1974’te Paşabahçe Şişecam’da 14 yaşında çırak olarak başladım ve 6 sene askere gitmeden önce çıraklık, fıskacılık, kalfalık ve tezgah ustalığı yaptım. 6 sene içinde kendimi yetiştirdim. İyi bir camcı olabilecek seviyeye geldim. Askere gitmeden önce de tezgah ustalığı yaparak dönüşüm için bir hazırlık çalışması yaptım. El sanatına dayanan, camla yapılan ne tür teknikler varsa hemen hemen hepsini yapıyorum. Askerden sonra tekrar Paşabahçe’de işe direkt tezgah ustası olarak başladım ve 15 sene tezgahta çalıştım. Son 10 senemde ise tezgahı bıraktım, usta başı, eğitmen ve yönetici olarak çalıştım, gençler yetiştirdim. Paşabahçe’de Yusuf Görmüş diye bir ustam vardı. Ondan çok şey öğrendim. 1999’a kadar beraber çalıştık ve ben onun sanatını, kişilik ve davranışlarını kendime örnek aldım. Şu anda 76 yaşında, hala Eskişehir’de hocalık yapıyor. Herhalde ben de onun kadar yaşarsam ben de o yaşa kadar camla uğraşacağım. 1999’da Paşabahçe’den emekli oldum. Paşabahçe kapandıktan sonra 1 sene biraz dinlendim. 25 sene cam üfledikten sonra kemiklerimin biraz dinlenmesi gerekiyordu. Cam Ocağı’nda kuruluşundan bugüne kadar çalışıyorum. Buranın kurucusu Yılmaz Bey, böyle bir okul açacağını, cam sanatıyla uğraşacağını, beraber çalışacağımızı hep söylerdi. Buranın açılışından beri, 2002’den itibaren sıcak cam bölümünde ustabaşı ve eğitmen olarak çalışıyorum. Dışarıdan gelen hocalara asistanlık yapıyorum, öğrenciler yetiştiriyorum. 
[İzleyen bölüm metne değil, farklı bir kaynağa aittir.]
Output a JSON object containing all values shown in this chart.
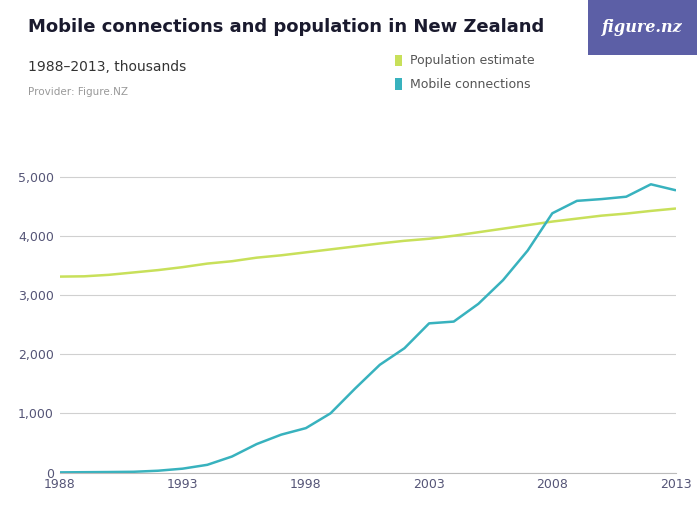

Yurtdışından da öğrenci ve eğitmen kabul ediyor musunuz?

Dünyanın dört bir yanından cam ustaları ve öğrencilerin yanı sıra, daha önce hiç eline cam almamış, denememiş kişiler de geliyor. Başka atölyelerde eğitim almış talebelerimiz de var. Gelip 15 günlük yoğun eğitim programımıza katılıyorlar, sıcak cam öğreniyorlar. Ben de böylece dünyanın her yerinden gelen cam sanatçılarının tekniklerini öğreniyorum. Dünyayı gezmeme gerek yok, onlar buraya kadar geliyorlar. Bu konuda çok şanslıyım diyebilirim. Hepsinden bir teknik öğreniyorum, kendimi de geliştiriyorum. Burada onlarla beraber çeşitli çalışmalar yaparak insanların beğenisine sunuyoruz.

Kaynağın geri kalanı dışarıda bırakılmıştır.